9) Forgetting Sarah Marshall. It's a common complaint that Judd Apatow's movies - be they the Apatow-directed Knocked Up or this Apatow-produced offering by director Nicholas Stoller - are too long, and Forgetting Sarah Marshall does clock in at 112 minutes. I, personally, love that they're too long, as the extended time allows for the sorts of silly, odd, unpredictably human moments that most Hollywood comedies don't have the patience for. With its buoyant script by star Jason Segel, this gentle comedy about depression was enormously likable on a first viewing, but after several more at home, I've grown to adore it precisely because of the "unnecessary" flourishes: Paul Rudd repeatedly demanding that Segel "pop up" on his surfboard without explaining exactly what that means; William Baldwin's priceless parody of CSI-style acting; Jonah Hill bringing coconut cake to his man-crush Aldous (the laugh-'til-you-cry-hysterical Russell Brand). This quick-witted, sneakily wise entertainment is total bliss, and Hawaii has never had a more enticing advertisement than when Mila Kunis - in a stunningly poised, funny, and empathetic performance - pisses off Kristin Bell by kissing Segel, taking a beat, and purring, "I like living here." Sold.

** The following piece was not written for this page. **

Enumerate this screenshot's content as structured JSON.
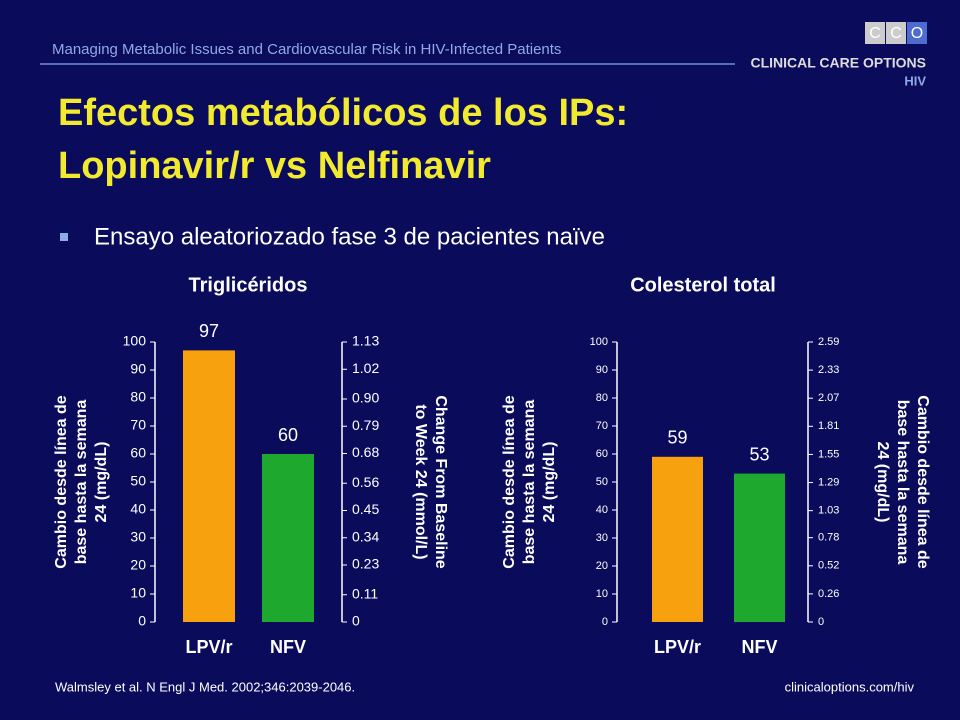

10) Hamlet 2. In all honesty, I'd say a full third of this Andrew Fleming slapstick - a parody of every inspirational-teacher movie you've ever shied away from - doesn't work. There are lame gags and unnecessarily rude gags (the city of Tucson gets a thorough trashing that you can't imagine it deserves); there are half-hearted subplots and narrative detours with no discernible payoff. Yet the two-thirds that do work are so gloriously, ridiculously demented and satisfying that Hamlet 2 might already stand as a new comedy classic, a giddy celebration of tireless enthusiasm and talent-free ego to place beside Christopher Guest's Waiting for Guffman. Steve Coogan, as the hack high-school director Dana Marschz, digs so deeply into states of anxiety and self-aggrandizement that he's as frightening as he is funny, and the film is jam-packed with jokes for theatre-lovers, from the opening staging of Erin Brockovich: The Play to the climactic, musical pièce de résistance of "Rock Me, Sexy Jesus." Oh, and that finale? With the time-traveling Hamlet saving Ophelia from drowning while the Tucson Gay Men's Chorus sings Elton John's "Someone Saved My Life Tonight"? It's gonna give you chills. In a good way.